Cement is currently produced by an energy-intensive process involving high volumes of raw materials. In all, the process accounts for an estimated 5 to 8 per cent of global carbon dioxide emissions – with countries expected to increase demand for this vital construction material in the coming years.

The £612,000 research project is being funded by Innovate UK, part of UK Research and Innovation (UKRI), the UK’s innovation agency, which drives productivity and economic growth by supporting businesses to develop and realise the potential of new ideas.

Bob Borthwick, a director of Teesside-based Scott Bros, said: “The new plant  will enable us to replace a significant amount of OPC with filter cake to create low carbon concrete.

“By adopting this alternative formulation, we can significantly reduce the large carbon footprint associated with traditional concrete production using a waste material that might otherwise end up in landfill.”

Fellow director Peter Scott added: “This is a major step forward for the region’s circular economy.
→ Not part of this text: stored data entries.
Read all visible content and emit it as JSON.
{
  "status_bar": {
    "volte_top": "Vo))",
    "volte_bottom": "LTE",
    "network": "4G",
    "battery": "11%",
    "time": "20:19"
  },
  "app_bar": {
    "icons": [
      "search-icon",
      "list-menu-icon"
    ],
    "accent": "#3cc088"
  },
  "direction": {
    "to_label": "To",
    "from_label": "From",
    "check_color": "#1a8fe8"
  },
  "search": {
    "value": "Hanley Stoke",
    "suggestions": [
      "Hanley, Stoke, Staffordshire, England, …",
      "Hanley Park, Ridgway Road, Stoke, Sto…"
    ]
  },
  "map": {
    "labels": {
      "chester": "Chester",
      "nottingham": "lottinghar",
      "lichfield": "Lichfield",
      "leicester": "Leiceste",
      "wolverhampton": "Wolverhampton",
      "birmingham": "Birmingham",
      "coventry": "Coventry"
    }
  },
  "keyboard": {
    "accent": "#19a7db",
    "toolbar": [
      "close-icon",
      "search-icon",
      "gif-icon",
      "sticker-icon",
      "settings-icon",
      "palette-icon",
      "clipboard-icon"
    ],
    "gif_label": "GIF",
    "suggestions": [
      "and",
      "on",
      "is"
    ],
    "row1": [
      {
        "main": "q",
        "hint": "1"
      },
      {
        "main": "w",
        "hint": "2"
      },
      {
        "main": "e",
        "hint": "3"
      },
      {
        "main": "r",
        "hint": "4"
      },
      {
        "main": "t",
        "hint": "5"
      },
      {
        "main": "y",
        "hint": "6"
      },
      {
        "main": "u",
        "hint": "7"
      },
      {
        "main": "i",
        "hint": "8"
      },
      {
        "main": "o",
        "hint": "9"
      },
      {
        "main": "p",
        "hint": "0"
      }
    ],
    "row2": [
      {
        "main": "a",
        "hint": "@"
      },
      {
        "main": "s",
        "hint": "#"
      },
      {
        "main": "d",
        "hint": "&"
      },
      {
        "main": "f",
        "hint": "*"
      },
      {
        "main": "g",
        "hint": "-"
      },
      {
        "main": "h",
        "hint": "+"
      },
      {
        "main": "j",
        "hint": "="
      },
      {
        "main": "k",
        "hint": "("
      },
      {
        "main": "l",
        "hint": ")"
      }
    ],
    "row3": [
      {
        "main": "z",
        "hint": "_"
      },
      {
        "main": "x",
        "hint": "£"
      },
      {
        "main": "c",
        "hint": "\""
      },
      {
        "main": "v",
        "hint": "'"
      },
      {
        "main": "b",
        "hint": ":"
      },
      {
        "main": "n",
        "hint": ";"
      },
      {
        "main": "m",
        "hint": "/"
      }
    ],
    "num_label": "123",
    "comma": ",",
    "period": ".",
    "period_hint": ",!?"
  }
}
Transitioning away from traditional OPC toward more environmentally friendly alternatives is crucial for a greener future in construction. Such innovation paves the way for a more sustainable and resilient built environment.”

Dr David Hughes, Associate Dean (Research & Innovation) in the School of Computing, Engineering & Digital Technologies, said: “As a university which places research to deliver a cleaner, greener future for our region and beyond at the heart of its agenda we are delighted to see work begin on this new plant.

“Teesside University has collaborated with Scott Bros on this project since it was first conceptualised as a series of laboratory experiments.

“Therefore, we are delighted to see it progress to this next stage which will enable the new concrete to be produced at scale.

“We look forward to continue our partnership and supporting Scott Bros to deliver a step change in the manufacture of new, more sustainable construction materials.”